Inês Pedrosa falou, falou e falou, respondeu a algumas perguntas do público presente e no fim autografou os seus livros.
Achei muito interessante a iniciativa, e gostaria muito que este tipo de “conversas” se banalizassem durante o ano inteiro, em todas as cidades onde há pessoas que saibam ler e escrever (também podem ser vilas, aldeias, …). Não precisa necessariamente de ser a Inês Pedrosa ou outro escritor publicado, basta juntar pessoas que gostem de ler e de escrever. Gostaria muito que a cultura do debate se instalasse em oposição à inércia e à inactividade dos passatempos passivos. Pena que as pessoas de uma forma geral sejam tão preguiçosas e só sejam arrancadas de casa com um guindaste (já sei, primeiro temos de ensiná-las a ler e a interpretar…).

terça-feira, junho 06, 2006


Kafka à Beira-Mar - Haruki Murakami

Ora aqui está livro que me deu em que pensar. Fiquei a pensar se com o passar do tempo estarei a perder a sensibilidade literária, isto porque a verdade é que pouco percebi do enredo. O Sr.
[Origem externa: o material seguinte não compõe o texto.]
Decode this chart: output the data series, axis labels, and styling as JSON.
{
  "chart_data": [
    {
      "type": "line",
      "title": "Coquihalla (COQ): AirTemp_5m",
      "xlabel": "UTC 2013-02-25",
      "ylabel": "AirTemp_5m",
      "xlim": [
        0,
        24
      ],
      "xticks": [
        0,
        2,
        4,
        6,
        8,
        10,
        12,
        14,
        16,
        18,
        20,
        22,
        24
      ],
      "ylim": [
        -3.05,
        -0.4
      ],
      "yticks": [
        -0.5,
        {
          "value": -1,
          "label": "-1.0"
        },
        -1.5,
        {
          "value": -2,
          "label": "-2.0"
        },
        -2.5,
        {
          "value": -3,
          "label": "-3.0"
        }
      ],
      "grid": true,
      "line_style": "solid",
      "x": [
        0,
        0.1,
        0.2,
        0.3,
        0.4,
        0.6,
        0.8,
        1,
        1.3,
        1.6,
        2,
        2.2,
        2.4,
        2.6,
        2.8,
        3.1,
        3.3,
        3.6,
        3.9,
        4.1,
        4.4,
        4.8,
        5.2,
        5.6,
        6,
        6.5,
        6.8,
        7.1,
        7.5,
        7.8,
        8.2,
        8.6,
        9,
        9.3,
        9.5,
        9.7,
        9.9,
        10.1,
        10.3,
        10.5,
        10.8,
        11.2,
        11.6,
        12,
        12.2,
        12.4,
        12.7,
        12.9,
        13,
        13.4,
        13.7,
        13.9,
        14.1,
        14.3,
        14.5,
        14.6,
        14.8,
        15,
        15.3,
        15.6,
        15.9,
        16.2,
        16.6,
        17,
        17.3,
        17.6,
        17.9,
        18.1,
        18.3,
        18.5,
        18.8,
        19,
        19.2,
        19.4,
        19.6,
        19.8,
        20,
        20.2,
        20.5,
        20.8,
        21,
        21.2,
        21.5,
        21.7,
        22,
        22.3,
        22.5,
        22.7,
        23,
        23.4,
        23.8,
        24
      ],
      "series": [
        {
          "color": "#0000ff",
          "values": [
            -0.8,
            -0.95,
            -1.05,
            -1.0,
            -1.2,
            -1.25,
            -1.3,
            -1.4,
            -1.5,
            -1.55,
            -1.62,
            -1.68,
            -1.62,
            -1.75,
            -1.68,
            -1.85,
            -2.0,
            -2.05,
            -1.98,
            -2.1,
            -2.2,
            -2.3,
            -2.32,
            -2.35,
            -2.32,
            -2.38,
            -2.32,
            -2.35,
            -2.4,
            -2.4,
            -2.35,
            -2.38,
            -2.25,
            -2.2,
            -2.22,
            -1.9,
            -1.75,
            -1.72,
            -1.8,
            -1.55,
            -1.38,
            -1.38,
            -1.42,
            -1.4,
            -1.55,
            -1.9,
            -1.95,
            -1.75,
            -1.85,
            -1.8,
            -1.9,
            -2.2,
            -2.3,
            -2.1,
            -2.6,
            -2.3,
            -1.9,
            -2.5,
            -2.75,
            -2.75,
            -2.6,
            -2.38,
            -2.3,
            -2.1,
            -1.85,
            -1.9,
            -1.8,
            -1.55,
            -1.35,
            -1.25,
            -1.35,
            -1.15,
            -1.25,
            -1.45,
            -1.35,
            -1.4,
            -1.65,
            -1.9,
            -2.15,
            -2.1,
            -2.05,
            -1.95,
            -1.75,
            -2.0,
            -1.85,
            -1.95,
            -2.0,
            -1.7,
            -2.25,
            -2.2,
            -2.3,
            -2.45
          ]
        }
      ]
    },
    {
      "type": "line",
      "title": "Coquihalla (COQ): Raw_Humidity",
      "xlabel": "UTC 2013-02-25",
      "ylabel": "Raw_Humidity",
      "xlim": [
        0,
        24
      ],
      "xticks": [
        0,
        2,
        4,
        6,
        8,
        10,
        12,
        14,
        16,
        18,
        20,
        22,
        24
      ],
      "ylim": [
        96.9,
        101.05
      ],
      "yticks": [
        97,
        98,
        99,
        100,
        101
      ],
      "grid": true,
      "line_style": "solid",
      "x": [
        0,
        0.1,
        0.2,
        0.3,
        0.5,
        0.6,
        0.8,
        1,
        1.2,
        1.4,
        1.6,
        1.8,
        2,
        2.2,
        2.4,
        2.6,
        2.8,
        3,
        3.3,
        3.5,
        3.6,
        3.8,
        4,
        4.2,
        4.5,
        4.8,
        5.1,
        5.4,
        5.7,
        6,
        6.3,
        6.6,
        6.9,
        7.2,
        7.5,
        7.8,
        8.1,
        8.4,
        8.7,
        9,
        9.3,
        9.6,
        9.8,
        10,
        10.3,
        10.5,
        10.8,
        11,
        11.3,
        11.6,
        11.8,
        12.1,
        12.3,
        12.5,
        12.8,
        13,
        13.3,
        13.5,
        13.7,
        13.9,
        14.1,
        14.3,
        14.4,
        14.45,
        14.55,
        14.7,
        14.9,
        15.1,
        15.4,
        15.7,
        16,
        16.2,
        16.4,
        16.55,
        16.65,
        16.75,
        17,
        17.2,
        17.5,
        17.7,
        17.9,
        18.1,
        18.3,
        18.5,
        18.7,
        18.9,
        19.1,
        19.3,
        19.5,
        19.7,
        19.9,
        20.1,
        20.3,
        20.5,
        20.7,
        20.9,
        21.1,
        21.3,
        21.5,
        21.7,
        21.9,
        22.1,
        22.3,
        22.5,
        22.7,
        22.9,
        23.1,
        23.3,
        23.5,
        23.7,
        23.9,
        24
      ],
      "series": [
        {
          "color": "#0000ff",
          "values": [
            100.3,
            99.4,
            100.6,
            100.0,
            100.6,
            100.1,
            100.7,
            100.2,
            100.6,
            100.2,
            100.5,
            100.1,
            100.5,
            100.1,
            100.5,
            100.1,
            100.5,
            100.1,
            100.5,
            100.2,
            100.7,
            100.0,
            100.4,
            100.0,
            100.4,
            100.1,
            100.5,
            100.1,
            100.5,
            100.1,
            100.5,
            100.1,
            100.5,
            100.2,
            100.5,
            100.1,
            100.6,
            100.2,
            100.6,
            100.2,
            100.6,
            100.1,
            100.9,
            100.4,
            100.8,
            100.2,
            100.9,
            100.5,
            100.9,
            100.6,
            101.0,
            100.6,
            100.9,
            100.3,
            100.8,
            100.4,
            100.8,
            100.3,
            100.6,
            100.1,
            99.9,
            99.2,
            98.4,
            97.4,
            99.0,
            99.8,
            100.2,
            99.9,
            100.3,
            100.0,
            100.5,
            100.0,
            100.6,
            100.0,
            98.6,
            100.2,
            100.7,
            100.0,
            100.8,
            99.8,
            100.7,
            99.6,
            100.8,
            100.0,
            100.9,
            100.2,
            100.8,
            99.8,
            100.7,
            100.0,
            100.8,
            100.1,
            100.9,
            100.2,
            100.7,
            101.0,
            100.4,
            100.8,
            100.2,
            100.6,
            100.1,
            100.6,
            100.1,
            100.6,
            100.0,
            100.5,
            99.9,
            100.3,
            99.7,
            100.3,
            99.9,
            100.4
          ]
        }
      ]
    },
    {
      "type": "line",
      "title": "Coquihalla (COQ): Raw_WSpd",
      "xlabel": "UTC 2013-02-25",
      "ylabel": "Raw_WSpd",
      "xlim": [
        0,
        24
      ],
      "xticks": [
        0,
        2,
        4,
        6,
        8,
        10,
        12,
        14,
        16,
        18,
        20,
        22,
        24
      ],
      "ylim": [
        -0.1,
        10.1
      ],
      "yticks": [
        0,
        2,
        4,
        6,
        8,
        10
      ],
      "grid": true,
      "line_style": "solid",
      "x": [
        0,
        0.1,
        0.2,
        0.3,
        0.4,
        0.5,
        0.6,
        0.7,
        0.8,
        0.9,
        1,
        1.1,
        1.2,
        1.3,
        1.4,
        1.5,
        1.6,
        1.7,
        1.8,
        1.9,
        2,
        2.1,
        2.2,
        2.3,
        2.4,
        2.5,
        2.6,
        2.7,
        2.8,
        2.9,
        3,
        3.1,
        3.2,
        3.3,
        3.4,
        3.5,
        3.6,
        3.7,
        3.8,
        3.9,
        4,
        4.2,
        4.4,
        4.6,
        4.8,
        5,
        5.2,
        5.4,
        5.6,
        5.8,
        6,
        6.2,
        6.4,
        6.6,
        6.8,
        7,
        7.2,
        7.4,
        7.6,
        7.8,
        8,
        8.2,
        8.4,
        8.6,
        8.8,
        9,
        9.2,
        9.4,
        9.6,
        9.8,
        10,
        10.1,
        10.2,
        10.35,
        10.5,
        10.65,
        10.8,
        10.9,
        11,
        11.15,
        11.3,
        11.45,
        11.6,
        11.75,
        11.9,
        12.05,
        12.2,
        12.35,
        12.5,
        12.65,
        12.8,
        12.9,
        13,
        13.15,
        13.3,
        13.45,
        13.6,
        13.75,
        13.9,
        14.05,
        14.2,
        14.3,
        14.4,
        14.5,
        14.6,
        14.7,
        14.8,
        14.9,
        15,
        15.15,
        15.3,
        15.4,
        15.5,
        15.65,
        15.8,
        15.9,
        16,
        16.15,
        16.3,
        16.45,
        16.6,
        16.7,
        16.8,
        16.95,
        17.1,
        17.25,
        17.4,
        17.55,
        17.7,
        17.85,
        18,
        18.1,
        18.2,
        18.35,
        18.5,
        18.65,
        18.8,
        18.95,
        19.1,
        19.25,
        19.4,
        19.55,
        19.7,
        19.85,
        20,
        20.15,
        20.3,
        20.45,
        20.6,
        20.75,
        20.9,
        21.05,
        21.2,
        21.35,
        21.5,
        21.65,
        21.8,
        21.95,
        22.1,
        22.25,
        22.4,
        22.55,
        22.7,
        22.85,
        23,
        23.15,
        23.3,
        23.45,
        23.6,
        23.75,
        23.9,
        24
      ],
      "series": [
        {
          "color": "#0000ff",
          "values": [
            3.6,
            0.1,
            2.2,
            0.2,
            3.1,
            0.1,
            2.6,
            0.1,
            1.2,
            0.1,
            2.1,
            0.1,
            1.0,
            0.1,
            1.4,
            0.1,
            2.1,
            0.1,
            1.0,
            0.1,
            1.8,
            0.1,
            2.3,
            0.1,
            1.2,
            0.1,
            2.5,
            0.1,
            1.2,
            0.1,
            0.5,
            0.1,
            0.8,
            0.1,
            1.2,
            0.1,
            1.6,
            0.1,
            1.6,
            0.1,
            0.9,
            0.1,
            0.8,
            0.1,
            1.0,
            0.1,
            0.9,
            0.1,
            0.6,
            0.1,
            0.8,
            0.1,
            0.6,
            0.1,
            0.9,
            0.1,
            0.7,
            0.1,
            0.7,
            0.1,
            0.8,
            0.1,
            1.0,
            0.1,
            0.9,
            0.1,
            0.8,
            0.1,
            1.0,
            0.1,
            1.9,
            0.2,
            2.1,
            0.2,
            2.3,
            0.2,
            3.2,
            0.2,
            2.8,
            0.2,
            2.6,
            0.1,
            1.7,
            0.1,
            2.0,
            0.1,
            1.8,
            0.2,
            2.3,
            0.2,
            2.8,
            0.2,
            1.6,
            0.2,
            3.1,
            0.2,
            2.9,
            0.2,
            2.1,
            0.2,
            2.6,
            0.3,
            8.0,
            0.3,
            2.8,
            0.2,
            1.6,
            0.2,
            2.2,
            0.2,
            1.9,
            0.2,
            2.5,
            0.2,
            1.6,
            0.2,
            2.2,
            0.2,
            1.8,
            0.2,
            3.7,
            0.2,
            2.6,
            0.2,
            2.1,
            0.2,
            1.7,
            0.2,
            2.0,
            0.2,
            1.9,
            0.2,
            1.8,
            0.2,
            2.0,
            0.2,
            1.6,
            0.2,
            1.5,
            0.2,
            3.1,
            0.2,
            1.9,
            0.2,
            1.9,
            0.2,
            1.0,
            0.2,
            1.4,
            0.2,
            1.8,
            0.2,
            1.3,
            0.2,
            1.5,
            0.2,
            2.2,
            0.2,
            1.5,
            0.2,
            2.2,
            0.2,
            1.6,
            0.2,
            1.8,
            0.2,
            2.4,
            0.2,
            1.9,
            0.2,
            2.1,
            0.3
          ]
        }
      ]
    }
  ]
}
Murakami deslumbra-me com as situações completamente surreais que cria ao longo da história, as personagens são bastante pormenorizadas, invulgares ainda que estejam presentes no nosso dia a dia (desde o Colonel Sanders da KFC ao Johnny Walker).
Kafka à Beira-Mar é aquilo que eu considero um livro belo. No entanto, o seu conteúdo é demasiado metafórico, tudo tem um duplo (senão triplo) sentido e o leitor acaba por se perder da ideia principal. Existem até mesmo personagens sem qualquer tipo de importância para a história, mas que ficam bem por serem bizarras, como a prostituta que cita Hegel e teve lugar de destaque na descrição do livro mas que surge uma única vez, num livro com mais de 500 páginas e faz uma única citação do famoso filósofo.
O livro cativou-me pela escrita, deu-me prazer de ler mas no final deixou-me uma sensação de vazio.